The alarm went on keening, shrill and insistent. Ben’s plan was already blown — now he had just a short time to press some truth out of his remaining attacker. ‘Wakey, wakey,’ he said, slapping him hard about the face and shaking him. The man’s eyes fluttered groggily open in the holes of the ski mask.
‘Nice to know who your friends are, hmm?’ Ben said to him as the escaping van skidded round the corner out of sight. As the man put up a half-hearted struggle, Ben kicked him all the way down the steps, hauled him roughly upright, slammed him hard up against the wall and ripped the mask off his head. He was about thirty. Crew cut, brutish features, scarred cheek. ‘They find you in the pages of a comic book?’ Ben said.
Lights were coming on in the residential part of the street as the alarm began to draw attention. Time was getting shorter by the instant, and Ben wasn’t going to waste words. The guy gasped in terror as the edge of the blade pressed against his windpipe with just enough pressure to break the first layer of skin. The broken wrist and fingers were all but forgotten now. He looked into Ben’s eyes and saw the look that left him in no doubt: here was someone who would not hesitate to saw his head off if he didn’t talk, and fast.
‘Who sent you?’ Ben demanded. Over the shrilling of the alarm came the sound he’d been afraid he’d hear any moment. Saturday night in Dover with little to do, the cops were on the prowl. The siren wasn’t too far away. They’d be here in a minute.
‘I said, who sent you?’ A little more pressure with the blade. Another layer of skin. The thin trickle of blood looked black in the street light.
‘Hunter!’ the man wheezed in panic, desperately trying to pull back from the touch of the blade.
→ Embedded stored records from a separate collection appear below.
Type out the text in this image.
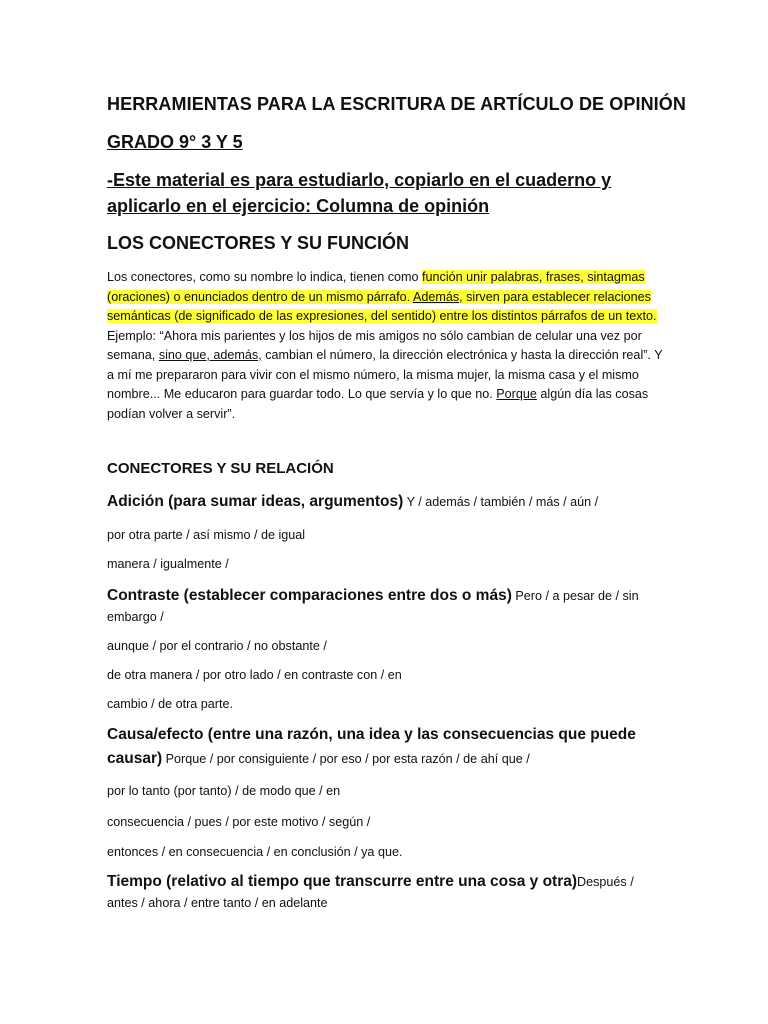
HERRAMIENTAS PARA LA ESCRITURA DE ARTÍCULO DE OPINIÓN
GRADO 9° 3 Y 5
-Este material es para estudiarlo, copiarlo en el cuaderno y
aplicarlo en el ejercicio: Columna de opinión
LOS CONECTORES Y SU FUNCIÓN
Los conectores, como su nombre lo indica, tienen como función unir palabras, frases, sintagmas
(oraciones) o enunciados dentro de un mismo párrafo. Además, sirven para establecer relaciones
semánticas (de significado de las expresiones, del sentido) entre los distintos párrafos de un texto.
Ejemplo: “Ahora mis parientes y los hijos de mis amigos no sólo cambian de celular una vez por
semana, sino que, además, cambian el número, la dirección electrónica y hasta la dirección real”. Y
a mí me prepararon para vivir con el mismo número, la misma mujer, la misma casa y el mismo
nombre... Me educaron para guardar todo. Lo que servía y lo que no. Porque algún día las cosas
podían volver a servir”.
CONECTORES Y SU RELACIÓN
Adición (para sumar ideas, argumentos) Y / además / también / más / aún /
por otra parte / así mismo / de igual
manera / igualmente /
Contraste (establecer comparaciones entre dos o más) Pero / a pesar de / sin
embargo /
aunque / por el contrario / no obstante /
de otra manera / por otro lado / en contraste con / en
cambio / de otra parte.
Causa/efecto (entre una razón, una idea y las consecuencias que puede
causar) Porque / por consiguiente / por eso / por esta razón / de ahí que /
por lo tanto (por tanto) / de modo que / en
consecuencia / pues / por este motivo / según /
entonces / en consecuencia / en conclusión / ya que.
Tiempo (relativo al tiempo que transcurre entre una cosa y otra)Después /
antes / ahora / entre tanto / en adelante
Ben frowned. ‘Drew Hunter?’
‘Yeah—’
‘Where’s the boy?’ Ben rasped, his eyes just inches from the guy’s. He ground the blade’s edge harder against his throat. Any more, and it would sink in so deep that he wouldn’t ever talk again.
‘Aagh! I don’t know!’
The howl of the siren was drawing close. Ben took his eyes off his captive for an instant and saw the swirling blue halo and the blaze of headlights at the end of the street. Time to leave. He let the guy slide down the wall and slump bleeding to the pavement. Picked up his bag and slipped away round the side of the building just as the police car came tearing into sight. There was a little fenced yard at the back, a screen of conifers between it and the neighbouring property. Ben tossed the knife, vaulted over the fence. Without a sound, he merged into the shadows and was gone.